When I was running a customer service workshop recently I was asked by a delegate if it was ok to touch a customer. Now clearly he didn’t mean in a ‘current news scandal’ kinda way but it was a question that, whilst I knew exactly what he meant, posed some debate among the group.
I am not a particularly tactile person but when I think back to my restaurant days, and actually even now when I’m in a service environment, I do / did touch customers on the arm when joking with them, sympathising with them or trying to calm them down (when we had made an #EpicFail). Or on the small of their backs if I want them to move safely away from a tray of drinks.
The team in my local curry house insist on shaking their customers hands on entering and leaving the restaurant. Although it felt a bit weird / false at first I have ‘embraced it’ and now actually feel a bit snubbed if I don’t have a hand offered to me. BUT, and I have discussed this at length with my other-half, we have concluded that if we walked into any other restaurant in town where this happened it would feel inappropriate! Bizarre!?

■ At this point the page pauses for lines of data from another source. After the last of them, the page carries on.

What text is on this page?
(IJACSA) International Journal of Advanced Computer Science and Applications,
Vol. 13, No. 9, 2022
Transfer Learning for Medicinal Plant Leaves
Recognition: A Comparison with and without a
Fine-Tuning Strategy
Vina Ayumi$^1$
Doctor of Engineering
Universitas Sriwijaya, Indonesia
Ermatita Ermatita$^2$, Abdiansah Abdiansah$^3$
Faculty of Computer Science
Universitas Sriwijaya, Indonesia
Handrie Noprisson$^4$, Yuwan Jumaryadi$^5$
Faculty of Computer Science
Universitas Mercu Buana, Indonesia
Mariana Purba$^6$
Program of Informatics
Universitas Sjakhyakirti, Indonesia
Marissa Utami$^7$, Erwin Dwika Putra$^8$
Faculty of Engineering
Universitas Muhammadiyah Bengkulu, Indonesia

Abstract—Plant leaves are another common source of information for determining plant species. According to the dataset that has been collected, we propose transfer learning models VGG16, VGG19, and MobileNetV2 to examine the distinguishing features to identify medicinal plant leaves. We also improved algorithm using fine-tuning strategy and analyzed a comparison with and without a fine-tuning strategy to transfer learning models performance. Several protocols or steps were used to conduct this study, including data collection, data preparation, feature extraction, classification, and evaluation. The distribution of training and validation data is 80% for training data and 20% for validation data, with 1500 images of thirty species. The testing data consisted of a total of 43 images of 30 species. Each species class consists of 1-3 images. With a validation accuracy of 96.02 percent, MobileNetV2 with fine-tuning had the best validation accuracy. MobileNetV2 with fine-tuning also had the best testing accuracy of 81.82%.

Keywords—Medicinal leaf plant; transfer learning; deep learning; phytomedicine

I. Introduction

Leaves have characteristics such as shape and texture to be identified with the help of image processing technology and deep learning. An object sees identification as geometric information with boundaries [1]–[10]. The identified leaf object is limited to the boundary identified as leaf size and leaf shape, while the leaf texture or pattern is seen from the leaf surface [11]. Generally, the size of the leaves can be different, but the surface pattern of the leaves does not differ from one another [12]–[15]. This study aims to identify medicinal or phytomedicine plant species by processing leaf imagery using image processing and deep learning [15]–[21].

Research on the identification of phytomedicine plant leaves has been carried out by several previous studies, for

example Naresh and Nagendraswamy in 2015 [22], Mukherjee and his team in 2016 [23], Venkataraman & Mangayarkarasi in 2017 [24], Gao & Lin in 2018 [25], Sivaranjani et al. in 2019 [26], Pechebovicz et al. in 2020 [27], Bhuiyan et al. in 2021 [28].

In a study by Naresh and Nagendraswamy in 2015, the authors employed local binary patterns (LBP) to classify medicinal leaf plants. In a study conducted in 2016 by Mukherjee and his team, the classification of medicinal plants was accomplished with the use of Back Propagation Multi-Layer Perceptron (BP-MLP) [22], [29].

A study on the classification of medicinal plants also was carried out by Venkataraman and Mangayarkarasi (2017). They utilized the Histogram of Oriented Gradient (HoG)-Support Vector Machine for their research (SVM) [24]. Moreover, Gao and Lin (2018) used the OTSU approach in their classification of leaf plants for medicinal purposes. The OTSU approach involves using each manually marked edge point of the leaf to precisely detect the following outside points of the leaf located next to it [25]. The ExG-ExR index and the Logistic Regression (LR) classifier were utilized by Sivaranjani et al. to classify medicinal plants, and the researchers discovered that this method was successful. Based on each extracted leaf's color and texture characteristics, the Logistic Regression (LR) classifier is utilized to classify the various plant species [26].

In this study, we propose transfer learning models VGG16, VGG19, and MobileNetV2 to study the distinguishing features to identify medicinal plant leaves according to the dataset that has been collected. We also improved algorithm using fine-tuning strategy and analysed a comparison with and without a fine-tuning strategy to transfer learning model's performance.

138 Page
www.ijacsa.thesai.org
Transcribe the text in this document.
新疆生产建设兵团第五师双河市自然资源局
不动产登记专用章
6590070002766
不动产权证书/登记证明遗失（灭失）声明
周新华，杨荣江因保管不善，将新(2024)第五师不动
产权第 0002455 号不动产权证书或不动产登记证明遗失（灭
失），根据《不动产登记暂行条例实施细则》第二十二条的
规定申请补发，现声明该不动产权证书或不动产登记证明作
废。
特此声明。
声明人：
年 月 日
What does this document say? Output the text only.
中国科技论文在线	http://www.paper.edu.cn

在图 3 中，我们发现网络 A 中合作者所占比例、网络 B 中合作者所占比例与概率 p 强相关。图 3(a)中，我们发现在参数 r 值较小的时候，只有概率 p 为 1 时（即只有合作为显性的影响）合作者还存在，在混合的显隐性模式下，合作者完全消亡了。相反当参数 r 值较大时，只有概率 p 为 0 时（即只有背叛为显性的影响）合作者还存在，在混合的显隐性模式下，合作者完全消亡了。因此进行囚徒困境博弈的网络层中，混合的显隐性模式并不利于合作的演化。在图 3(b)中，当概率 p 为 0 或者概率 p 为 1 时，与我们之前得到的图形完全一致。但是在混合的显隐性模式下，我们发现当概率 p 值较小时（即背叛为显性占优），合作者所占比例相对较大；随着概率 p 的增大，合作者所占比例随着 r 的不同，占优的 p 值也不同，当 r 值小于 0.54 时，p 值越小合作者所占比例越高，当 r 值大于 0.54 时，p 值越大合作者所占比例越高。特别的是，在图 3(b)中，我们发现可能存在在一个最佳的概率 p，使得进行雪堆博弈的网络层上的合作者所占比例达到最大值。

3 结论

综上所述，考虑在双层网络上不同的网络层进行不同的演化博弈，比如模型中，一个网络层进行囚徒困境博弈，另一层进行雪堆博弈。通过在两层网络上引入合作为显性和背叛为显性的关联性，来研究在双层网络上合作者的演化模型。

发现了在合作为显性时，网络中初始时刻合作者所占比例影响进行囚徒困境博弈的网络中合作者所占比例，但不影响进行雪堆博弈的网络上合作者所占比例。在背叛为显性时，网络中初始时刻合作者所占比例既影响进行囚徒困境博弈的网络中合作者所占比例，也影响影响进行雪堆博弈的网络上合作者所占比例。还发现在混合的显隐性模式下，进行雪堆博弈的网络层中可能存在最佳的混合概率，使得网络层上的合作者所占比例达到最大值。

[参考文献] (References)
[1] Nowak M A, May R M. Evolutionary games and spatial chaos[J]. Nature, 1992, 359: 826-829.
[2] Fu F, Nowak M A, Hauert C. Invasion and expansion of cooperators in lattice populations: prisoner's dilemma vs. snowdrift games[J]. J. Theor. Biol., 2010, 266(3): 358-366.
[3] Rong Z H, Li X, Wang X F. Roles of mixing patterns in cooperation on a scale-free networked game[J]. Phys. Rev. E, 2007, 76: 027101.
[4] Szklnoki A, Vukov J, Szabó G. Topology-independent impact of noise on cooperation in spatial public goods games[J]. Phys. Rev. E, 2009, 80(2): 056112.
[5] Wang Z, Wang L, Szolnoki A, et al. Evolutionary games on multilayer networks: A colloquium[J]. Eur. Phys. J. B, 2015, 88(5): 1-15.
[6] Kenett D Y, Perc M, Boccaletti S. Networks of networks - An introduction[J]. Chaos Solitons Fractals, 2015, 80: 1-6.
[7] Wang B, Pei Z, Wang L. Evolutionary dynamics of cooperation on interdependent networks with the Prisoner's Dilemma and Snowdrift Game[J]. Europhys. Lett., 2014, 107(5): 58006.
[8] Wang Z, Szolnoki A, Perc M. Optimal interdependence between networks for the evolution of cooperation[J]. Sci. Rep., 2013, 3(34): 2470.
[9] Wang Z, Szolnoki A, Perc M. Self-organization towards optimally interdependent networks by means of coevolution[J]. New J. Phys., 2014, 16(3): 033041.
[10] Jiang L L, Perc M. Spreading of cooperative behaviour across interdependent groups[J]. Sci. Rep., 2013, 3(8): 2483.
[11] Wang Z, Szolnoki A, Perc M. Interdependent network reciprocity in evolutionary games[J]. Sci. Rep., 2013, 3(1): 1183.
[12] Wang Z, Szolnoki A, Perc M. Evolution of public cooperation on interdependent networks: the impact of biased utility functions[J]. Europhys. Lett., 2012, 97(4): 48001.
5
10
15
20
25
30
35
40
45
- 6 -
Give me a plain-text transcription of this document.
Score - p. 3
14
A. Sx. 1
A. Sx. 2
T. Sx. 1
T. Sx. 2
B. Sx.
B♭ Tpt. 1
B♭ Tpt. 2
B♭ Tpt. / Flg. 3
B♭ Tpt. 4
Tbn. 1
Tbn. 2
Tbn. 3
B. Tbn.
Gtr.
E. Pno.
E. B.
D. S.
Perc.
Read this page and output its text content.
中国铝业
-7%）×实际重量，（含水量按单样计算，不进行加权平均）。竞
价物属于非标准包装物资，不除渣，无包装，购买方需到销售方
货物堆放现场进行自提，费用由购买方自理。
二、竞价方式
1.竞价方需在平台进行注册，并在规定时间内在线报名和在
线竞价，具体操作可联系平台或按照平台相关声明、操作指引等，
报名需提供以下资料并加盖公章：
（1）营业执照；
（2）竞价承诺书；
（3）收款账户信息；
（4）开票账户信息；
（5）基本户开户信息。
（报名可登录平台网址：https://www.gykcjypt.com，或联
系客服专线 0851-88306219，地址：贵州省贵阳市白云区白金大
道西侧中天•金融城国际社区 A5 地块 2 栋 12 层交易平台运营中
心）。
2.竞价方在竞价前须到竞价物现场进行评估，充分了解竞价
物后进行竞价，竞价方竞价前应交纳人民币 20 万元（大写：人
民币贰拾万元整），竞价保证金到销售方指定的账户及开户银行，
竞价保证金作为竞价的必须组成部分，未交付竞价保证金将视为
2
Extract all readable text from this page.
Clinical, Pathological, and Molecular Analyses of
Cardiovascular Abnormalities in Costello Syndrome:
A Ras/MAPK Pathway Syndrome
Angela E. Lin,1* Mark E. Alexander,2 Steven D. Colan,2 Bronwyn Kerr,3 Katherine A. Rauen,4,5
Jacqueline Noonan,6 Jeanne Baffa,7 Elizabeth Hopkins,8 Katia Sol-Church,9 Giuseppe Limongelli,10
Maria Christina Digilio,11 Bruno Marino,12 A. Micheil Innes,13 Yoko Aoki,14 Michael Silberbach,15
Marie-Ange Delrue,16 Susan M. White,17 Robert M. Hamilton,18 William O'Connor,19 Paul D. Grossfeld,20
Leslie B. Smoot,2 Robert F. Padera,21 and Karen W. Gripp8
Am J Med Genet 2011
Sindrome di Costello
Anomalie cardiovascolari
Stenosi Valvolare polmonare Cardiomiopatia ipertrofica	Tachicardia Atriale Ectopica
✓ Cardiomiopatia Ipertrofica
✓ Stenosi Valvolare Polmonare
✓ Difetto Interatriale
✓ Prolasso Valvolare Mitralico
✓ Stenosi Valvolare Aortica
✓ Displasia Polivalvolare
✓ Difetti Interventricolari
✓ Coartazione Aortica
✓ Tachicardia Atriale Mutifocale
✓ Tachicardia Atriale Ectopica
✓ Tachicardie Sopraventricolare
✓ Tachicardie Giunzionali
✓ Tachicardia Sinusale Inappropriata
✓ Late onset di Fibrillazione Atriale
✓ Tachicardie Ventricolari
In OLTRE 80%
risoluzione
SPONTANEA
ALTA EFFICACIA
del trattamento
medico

I don’t recall any customers recoiling from me when I ‘touched them’ but then I wonder if I did make some people feel uncomfortable. I guess the fine line is judging the appropriateness of making physical contact and having the self-awareness to assess if the customer is responding in a favourable way. But then here lies the crux of it: When many waiting staff are barley trained in basic customer service standards; how can we be sure that they are even self-aware enough to realise that they could be invading personal space never-mind, using to their advantage, the subtle nuances of unconscious body language?!